The most important finding wasn’t in the first audit; the independent hull pass caught it. The tool-dispatch loop gated on registry membership — so a model could call a privileged tool (run_shell, write_artifact) that happened to be in the registry even when that tool wasn’t in the running skill’s declared tool_loadout. The schema only hid the other tools from a well-behaved model; a prompt-injected one could name them anyway. Dispatch now refuses any call outside the skill’s loadout — a web-only skill can no longer reach the shell. This is the framework’s least-authority boundary, and it’s the bypass that reached the very run_shell the rest of this release hardens.

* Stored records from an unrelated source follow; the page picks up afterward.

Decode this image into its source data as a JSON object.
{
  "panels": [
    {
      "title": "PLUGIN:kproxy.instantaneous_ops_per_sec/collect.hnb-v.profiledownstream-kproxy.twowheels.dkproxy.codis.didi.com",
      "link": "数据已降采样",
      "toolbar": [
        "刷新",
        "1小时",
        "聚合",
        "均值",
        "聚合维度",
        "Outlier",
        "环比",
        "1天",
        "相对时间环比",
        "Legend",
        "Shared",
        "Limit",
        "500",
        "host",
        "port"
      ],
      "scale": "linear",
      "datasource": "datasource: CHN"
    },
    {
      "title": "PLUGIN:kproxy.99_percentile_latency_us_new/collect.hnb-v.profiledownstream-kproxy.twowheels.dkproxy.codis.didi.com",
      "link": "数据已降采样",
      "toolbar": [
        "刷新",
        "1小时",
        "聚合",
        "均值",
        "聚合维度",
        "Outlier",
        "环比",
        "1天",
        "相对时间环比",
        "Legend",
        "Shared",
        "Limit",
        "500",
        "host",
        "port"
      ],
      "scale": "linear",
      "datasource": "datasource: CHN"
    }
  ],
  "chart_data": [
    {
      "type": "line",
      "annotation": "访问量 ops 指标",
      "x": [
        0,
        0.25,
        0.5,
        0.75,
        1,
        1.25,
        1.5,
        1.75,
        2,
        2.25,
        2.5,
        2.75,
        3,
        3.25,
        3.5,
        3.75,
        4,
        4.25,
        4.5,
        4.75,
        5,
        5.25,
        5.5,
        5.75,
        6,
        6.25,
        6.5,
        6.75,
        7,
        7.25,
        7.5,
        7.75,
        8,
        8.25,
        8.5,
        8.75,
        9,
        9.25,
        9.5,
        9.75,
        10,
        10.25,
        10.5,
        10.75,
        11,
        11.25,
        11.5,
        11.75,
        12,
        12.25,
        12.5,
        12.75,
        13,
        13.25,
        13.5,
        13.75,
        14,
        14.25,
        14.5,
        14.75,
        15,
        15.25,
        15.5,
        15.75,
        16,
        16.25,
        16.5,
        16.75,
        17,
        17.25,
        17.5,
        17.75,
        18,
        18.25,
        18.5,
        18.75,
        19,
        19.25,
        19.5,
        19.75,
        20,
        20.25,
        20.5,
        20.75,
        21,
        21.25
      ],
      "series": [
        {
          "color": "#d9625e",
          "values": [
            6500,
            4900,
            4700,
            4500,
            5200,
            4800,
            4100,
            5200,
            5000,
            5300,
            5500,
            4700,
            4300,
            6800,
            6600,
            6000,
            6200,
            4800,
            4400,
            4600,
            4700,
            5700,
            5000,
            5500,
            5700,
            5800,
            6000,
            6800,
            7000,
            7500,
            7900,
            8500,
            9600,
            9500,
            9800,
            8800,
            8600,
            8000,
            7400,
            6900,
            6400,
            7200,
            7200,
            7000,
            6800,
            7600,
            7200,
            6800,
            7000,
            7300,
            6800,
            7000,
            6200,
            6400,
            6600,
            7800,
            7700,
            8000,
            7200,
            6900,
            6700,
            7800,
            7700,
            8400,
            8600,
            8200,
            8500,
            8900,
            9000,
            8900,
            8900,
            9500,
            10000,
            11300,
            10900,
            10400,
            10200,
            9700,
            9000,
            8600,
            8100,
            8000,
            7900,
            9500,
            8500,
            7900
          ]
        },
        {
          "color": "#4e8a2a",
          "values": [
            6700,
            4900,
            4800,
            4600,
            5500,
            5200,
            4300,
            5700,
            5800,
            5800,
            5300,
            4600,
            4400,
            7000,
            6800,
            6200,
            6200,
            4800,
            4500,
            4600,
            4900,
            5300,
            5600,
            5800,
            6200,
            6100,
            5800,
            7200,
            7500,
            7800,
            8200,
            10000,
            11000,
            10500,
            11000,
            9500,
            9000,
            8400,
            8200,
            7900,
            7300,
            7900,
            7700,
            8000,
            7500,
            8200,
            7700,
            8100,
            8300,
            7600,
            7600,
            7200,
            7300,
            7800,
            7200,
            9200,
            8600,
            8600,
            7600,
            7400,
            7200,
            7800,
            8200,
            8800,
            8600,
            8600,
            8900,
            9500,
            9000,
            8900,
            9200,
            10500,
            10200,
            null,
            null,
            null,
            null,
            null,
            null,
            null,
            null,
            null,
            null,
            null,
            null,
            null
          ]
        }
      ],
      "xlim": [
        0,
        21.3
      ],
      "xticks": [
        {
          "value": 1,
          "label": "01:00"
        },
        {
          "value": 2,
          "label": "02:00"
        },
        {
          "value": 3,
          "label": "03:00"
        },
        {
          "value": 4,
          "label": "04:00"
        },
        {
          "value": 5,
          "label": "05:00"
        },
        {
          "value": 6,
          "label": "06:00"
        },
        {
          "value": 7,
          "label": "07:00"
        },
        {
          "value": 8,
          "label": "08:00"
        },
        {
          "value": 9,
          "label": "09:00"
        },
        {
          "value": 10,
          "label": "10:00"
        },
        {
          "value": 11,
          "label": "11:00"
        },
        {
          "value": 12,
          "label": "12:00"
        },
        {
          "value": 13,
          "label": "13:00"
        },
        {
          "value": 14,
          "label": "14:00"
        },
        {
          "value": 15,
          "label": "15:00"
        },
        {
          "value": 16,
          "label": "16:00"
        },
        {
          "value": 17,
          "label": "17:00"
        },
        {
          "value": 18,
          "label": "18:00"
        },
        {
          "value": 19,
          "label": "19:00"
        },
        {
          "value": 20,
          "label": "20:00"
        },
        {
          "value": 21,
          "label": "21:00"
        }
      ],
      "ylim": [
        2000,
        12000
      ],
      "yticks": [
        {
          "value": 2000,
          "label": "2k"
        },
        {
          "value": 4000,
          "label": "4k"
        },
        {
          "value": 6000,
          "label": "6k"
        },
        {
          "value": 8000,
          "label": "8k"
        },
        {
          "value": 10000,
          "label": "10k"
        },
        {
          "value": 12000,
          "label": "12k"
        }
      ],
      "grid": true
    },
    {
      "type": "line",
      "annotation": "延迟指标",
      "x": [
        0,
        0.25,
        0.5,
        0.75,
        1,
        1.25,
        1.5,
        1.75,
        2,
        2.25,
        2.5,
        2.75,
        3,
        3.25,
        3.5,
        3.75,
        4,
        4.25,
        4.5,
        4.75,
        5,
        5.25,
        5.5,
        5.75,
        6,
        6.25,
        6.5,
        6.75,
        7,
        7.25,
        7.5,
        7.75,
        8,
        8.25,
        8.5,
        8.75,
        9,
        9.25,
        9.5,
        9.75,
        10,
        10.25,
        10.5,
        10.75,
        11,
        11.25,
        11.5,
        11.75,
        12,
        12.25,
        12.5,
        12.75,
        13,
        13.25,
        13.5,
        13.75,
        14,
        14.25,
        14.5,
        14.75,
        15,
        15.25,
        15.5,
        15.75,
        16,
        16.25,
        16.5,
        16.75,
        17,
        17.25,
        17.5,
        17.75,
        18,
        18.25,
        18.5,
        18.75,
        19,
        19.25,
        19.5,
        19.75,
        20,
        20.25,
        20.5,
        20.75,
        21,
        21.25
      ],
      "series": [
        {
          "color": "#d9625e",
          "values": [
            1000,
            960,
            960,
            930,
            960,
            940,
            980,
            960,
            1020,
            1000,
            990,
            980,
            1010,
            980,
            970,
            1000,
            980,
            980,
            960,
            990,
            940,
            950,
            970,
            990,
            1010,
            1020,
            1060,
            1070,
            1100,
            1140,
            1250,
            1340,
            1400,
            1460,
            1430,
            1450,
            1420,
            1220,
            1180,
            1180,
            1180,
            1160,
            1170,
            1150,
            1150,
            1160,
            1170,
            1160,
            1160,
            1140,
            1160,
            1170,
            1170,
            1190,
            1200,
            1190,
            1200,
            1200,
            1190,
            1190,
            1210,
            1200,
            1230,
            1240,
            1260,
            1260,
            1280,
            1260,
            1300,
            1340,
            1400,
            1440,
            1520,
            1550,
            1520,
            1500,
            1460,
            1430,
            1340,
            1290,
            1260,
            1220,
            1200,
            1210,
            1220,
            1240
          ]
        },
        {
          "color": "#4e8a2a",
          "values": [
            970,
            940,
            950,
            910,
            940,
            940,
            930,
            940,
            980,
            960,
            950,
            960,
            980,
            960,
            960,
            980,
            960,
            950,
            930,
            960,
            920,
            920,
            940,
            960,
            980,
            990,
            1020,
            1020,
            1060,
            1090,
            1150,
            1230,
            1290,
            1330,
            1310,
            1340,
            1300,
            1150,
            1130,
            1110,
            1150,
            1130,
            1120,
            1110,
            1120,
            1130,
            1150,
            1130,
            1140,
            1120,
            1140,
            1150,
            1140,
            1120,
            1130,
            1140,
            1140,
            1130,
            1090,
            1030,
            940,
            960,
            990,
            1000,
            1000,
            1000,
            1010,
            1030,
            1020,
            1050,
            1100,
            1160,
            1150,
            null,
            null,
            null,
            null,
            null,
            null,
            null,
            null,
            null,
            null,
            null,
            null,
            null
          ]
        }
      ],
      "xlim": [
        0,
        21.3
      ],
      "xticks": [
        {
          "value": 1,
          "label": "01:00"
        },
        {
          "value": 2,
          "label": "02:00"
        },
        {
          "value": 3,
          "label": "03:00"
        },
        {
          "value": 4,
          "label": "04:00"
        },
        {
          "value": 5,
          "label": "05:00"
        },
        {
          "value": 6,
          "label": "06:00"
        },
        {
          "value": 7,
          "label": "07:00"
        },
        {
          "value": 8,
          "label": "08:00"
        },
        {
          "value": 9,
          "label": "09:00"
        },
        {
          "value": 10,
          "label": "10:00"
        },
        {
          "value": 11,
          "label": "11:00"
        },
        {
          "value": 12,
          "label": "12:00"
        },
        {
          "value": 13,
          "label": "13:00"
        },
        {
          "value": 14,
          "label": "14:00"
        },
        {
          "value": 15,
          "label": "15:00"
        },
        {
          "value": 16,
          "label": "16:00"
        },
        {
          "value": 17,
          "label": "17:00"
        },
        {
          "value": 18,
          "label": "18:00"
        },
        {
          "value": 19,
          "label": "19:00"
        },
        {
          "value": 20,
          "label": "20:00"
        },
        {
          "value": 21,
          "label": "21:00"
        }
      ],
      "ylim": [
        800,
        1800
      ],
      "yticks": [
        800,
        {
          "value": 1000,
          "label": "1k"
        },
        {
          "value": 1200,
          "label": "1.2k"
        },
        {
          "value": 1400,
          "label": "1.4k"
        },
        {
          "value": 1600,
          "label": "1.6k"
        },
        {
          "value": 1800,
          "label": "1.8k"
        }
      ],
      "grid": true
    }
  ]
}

  • Skill / job-template names can’t escape their registry (H1). A model-supplied name carrying a path separator, .., or an absolute prefix is rejected at every write and resolves to a safe not-found at every read — closing a cross-project library-poisoning write and an out-of-root read.
  • Front-matter can’t forge a privilege (H2). A newline-injected description could otherwise forge needs_network: true / pass_env: <secret> into a created skill; scalar fields are now newline-collapsed at the single point where the file is serialized.
  • run_shell is contained (H3). Child resource limits (address space / file size / core dumps), process-group reaping so a wall-clock timeout can’t leave orphaned background processes, and an opt-in fail-closed sandbox (MODULATIO_REQUIRE_SANDBOX=1) for multi-user / daemon hosts that refuses to run unsandboxed rather than silently falling open when bubblewrap is missing.
  • The sandbox env deny-list is broader (M1). It now strips the generic secret shapes it missed — *_KEY, DATABASE_URL, GH_PAT, SSH_*, AWS credentials, and more. pass_env is for configuration, never credentials.
  • Secrets are redacted before they surface (M2 + SEC-03). Provider auth-error alerts, context checkpoints, and the Leader↔operator conversation log are swept for token-shaped secrets (OpenAI / Anthropic / xAI / GitHub / Google / Slack / AWS / Stripe) before they’re written or shown; durable logs are created owner-only (0600).
  • ACP attachments are confined (SEC-02). A client-supplied attachment path is restricted to an allowed root (the working directory by default, MODULATIO_ACP_ATTACHMENT_ROOTS to widen) and dotfiles / secret files are refused — a malicious editor plugin can’t read arbitrary local files into the model context.
  • Tool timeouts are clamped (SEC-04). Caller-supplied run_shell / http_get timeouts are bounded (and NaN / inf rejected) so a hostile value can’t tie up a worker.

The method — two independent mirror-audits

Section titled “The method — two independent mirror-audits”

After the first audit and fixes, the whole tree was reviewed again twice, independently — an adversarial hull pass (does the engine actually bind the invariant, or just ask nicely?) and a coherence pass (do the fixes fit the system, or paper over it?), each on a different model, each unanchored to the first. The hull pass corroborated every first-pass fix with its own exploit probes and found the four it had missed (SEC-01..04); it then re-verified each remediation and signed every finding closed. That’s the point of the cadence: a finding one reviewer talks past, another catches.


3211 tests pass. ruff clean. See the CHANGELOG for the full per-finding delta.